ANSWERS: 5
  • not sure
  • Leap year variations.
  • It never is!! Where did you pluck that number from? 21 years is 7649.25 days. Unless the numbers we have are wrong. Even if you don't figure in leap year its only 7665 days! So hey, you can legally be drunk sooner than you calculaed!
    • bostjan the adequate 🥉
      7649.25 days? I think it has to be more than that. I get 7669, 7670, or 7671, depending on where the leap years fall, although 7669 is not applicable this century. Did you mean 7670.25 days?
    • Linda Joy
      You're right I was figuring on 364.25 days a year instead of 365.25.
    • Urban Spaceman
      Where did you pluck 364.25 days from?
  • I have read at one time there were 360 days in the orbit of the sun. Sometime in the past the planet Mars orbit passed between the sun and the earth. This upset our orbit by approximately 5.25+ days making our orbit elliptical. This was also evidenced because most all countries who had calendars changed to the 365.25 day calendar at about the same time.

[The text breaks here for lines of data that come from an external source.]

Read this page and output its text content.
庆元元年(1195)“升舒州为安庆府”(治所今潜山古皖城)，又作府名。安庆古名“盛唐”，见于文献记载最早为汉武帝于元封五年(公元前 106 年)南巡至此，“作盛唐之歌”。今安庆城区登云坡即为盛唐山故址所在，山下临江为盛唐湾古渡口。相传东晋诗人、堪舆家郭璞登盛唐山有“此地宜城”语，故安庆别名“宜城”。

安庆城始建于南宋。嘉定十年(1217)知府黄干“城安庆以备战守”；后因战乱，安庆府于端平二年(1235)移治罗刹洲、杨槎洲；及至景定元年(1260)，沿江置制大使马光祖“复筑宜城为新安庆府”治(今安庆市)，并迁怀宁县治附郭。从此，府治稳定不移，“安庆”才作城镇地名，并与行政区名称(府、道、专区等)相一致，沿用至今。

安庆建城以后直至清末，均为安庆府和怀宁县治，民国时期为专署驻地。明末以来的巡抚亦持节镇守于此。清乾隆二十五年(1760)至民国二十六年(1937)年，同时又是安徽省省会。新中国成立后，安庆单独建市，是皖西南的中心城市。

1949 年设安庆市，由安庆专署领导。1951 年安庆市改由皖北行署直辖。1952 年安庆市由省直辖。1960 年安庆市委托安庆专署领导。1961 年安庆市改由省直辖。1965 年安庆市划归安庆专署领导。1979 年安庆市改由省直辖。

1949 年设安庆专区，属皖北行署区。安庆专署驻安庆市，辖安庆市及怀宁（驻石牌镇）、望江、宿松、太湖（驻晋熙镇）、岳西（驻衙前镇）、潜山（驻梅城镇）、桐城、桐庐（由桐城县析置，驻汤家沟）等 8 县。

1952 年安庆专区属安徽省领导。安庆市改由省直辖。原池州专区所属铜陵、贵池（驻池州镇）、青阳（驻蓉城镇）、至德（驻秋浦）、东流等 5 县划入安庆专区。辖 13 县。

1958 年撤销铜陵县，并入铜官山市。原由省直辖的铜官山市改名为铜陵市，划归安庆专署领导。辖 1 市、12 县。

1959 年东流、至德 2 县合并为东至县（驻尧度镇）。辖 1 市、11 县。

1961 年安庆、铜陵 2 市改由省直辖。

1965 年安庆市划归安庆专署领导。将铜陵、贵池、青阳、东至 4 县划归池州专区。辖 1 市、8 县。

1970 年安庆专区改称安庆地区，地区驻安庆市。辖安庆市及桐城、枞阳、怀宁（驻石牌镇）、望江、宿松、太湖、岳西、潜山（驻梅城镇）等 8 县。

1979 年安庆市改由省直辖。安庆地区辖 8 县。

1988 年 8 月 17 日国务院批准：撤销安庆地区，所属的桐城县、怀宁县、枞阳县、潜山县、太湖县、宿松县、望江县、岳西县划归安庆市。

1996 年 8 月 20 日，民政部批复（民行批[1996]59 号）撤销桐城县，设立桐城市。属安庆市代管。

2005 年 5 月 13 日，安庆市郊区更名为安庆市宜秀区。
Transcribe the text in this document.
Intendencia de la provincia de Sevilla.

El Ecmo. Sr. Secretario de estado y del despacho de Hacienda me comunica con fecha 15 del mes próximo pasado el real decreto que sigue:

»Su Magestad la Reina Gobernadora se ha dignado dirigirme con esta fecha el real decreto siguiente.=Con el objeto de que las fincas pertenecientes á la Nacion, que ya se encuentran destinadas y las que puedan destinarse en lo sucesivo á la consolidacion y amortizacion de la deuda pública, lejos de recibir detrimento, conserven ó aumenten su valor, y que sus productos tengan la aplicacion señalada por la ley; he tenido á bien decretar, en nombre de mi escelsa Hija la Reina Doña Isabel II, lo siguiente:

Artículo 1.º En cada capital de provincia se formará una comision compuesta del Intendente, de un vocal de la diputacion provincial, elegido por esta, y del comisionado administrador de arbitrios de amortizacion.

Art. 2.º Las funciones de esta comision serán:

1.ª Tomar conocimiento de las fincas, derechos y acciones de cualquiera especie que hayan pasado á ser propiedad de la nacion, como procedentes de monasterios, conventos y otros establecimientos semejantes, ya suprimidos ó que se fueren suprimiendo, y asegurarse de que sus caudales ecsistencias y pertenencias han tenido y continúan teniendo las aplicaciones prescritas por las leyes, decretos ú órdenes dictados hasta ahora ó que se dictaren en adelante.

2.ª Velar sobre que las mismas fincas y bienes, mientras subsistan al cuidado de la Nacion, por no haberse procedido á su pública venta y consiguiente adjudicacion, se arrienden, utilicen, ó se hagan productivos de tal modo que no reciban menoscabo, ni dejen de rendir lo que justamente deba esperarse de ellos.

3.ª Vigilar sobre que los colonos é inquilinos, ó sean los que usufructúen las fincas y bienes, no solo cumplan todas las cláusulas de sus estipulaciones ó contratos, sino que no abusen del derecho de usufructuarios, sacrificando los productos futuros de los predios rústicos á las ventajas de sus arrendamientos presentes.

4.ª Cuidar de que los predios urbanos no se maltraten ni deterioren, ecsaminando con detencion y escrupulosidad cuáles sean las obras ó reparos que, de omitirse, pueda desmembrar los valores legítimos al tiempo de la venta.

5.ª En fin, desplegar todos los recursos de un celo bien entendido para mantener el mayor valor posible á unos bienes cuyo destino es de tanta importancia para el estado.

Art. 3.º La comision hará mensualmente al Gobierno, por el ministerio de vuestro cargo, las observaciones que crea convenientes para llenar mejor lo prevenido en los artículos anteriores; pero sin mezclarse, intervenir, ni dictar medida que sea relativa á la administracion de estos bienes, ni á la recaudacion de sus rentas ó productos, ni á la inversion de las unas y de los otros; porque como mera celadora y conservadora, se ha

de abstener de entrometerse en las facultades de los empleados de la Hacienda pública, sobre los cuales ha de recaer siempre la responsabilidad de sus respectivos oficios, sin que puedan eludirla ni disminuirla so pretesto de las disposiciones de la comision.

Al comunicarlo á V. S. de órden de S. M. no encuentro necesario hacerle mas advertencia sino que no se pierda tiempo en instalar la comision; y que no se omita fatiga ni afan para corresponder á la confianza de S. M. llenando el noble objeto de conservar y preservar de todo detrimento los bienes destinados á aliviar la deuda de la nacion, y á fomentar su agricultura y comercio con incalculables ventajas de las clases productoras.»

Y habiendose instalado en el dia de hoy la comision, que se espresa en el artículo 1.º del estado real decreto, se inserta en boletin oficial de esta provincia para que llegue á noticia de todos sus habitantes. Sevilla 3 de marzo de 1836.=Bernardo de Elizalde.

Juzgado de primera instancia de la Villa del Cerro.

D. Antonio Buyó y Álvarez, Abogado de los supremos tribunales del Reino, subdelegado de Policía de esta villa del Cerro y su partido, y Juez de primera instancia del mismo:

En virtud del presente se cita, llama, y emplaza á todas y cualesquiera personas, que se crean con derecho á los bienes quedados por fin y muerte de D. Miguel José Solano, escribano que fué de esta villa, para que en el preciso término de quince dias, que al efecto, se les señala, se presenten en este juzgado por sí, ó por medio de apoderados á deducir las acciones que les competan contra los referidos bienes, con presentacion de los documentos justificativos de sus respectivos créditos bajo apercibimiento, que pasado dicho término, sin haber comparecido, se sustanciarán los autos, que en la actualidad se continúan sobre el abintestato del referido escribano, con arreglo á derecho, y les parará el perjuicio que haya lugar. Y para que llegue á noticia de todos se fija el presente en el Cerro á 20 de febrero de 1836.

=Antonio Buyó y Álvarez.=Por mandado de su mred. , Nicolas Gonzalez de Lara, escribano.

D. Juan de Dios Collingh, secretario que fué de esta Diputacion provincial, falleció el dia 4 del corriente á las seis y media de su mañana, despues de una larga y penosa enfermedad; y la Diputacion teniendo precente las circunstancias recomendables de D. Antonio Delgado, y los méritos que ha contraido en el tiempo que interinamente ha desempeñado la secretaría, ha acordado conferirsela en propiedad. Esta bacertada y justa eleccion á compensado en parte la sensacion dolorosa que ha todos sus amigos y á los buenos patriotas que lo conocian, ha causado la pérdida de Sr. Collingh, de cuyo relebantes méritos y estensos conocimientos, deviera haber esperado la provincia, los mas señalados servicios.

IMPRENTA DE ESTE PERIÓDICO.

    • bostjan the adequate 🥉
      "This was also evidenced because most all countries who had calendars changed to the 365.25 day calendar at about the same time." The Gregorian calendar, of which you seem to be referencing, was adopted by France, Italy, Poland, and Spain, in 1582. The next country to adopt it was Prussia, in 1611, nearly 30 years later. The next country, which was the first non-Catholic country to adopt the calendar was Denmark, in 1700, nearly 120 years after it's introduction in Italy. It wasn't until the late 1800's that the Gregorian calendar was widely accepted. I'd say that whoever wrote what you read was not well versed in factual history. Also, during all of recorded history, Mars has been the fourth planet. We can easily project that much further into the past, prior to our modern solar system model, because planets nearer to the sun than the earth experience phases like the moon does. You can see Venus and Mercury quite clearly in the sky, and, on a clear day with good eyes, you can see the phases of Venus without a telescope. Astronomical records of Mars going back thousands of years never indicate that it disappeared from the sky, as it would have in the new-mars phase, as Venus and Mercury do. I'd say that this entire explanation is something someone made up and expected no one to question logically.
  • It depends how many leap years are involved.